No obstante. Y de nuevo, no obstante. Aunque a algunos no les gustan las repeticiones, fruncen el ceño, como que todo en la vida lo hacen de manera irrepetible, todo lo que dicen es de triple importancia: primera, central y última, eterna, a la vez.

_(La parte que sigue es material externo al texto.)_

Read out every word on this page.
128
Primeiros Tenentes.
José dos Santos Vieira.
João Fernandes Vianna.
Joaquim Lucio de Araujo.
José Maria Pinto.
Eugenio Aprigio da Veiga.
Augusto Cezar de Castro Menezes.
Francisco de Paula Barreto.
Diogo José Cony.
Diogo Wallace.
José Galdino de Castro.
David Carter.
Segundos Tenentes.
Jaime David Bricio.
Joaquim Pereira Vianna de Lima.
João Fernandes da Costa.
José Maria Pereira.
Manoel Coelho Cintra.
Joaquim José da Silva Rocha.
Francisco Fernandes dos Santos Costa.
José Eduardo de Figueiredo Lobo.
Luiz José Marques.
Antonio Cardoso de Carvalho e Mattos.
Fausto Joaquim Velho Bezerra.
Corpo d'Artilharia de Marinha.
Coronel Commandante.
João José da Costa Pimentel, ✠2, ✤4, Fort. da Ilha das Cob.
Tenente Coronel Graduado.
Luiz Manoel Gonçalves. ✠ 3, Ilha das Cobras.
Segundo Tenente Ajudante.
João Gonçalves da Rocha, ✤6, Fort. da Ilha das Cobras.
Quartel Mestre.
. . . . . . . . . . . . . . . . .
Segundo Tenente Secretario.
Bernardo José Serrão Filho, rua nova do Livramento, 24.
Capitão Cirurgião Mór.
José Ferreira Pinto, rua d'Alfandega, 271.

No obstante, lo más hermoso era que poco a poco, y luego casi cada noche, los familiares le pedían a Dovolja, ya de once años, que les contara todo lo que veía el ojo del halcón volando por encima de Aquel-monte-allá:
—Hijo, sigue contando... ¿Qué hace esa gente?, ¿se vive mejor en sus pueblos? ¿Cómo está su trigo sembrado en primavera?, ¿cuándo siembran la cebada, el centeno y la avena?, ¿cuándo recogen el mijo, cosechan el sorgo?
—¿No es posible? ¡¿También hay de eso?! ¡¿No exageres, acaso esas caravanas son tan largas?! ¿¡Eh, si las mulas fueran hormigas, y los bosques hebras, llenarían un hormiguero en la hierba?! ¡¿Pues, cuánto tiempo tardan en pasar?! ¡¿Y van todavía más lejos?! ¡¿Hasta dónde?! ¡¿Hasta la capital, Belgrado?! ¡¿Y al otro lado?! ¡¿Hasta el mar?! ¡¿O sea, todo eso sí existe?! Confesamos que dudábamos un poco... Lo escuchamos, pero no lo creímos. ¿Eso quiere decir que en Belgrado y a las orillas del mar también hablan así de nosotros?
—¡Vaya, Dovolja, qué manera más bella y extensa de contar la tuya! ¡Y todavía más hermoso es que nosotros mismos, sin movernos un ápice... contigo, con tu relato, nos sentimos de algún modo más grandes! ¡Sabemos que no lo somos, pero nos sentimos más importantes!
A eso último, sincero como solo puede ser un niño de doce años, Dovolja contestaba:
—No hay cuidado. También yo, cuando les cuento, me siento grande, sé que no lo soy y que eso no es posible, pero esa sensación dentro de mí ¡es más grande que yo mismo!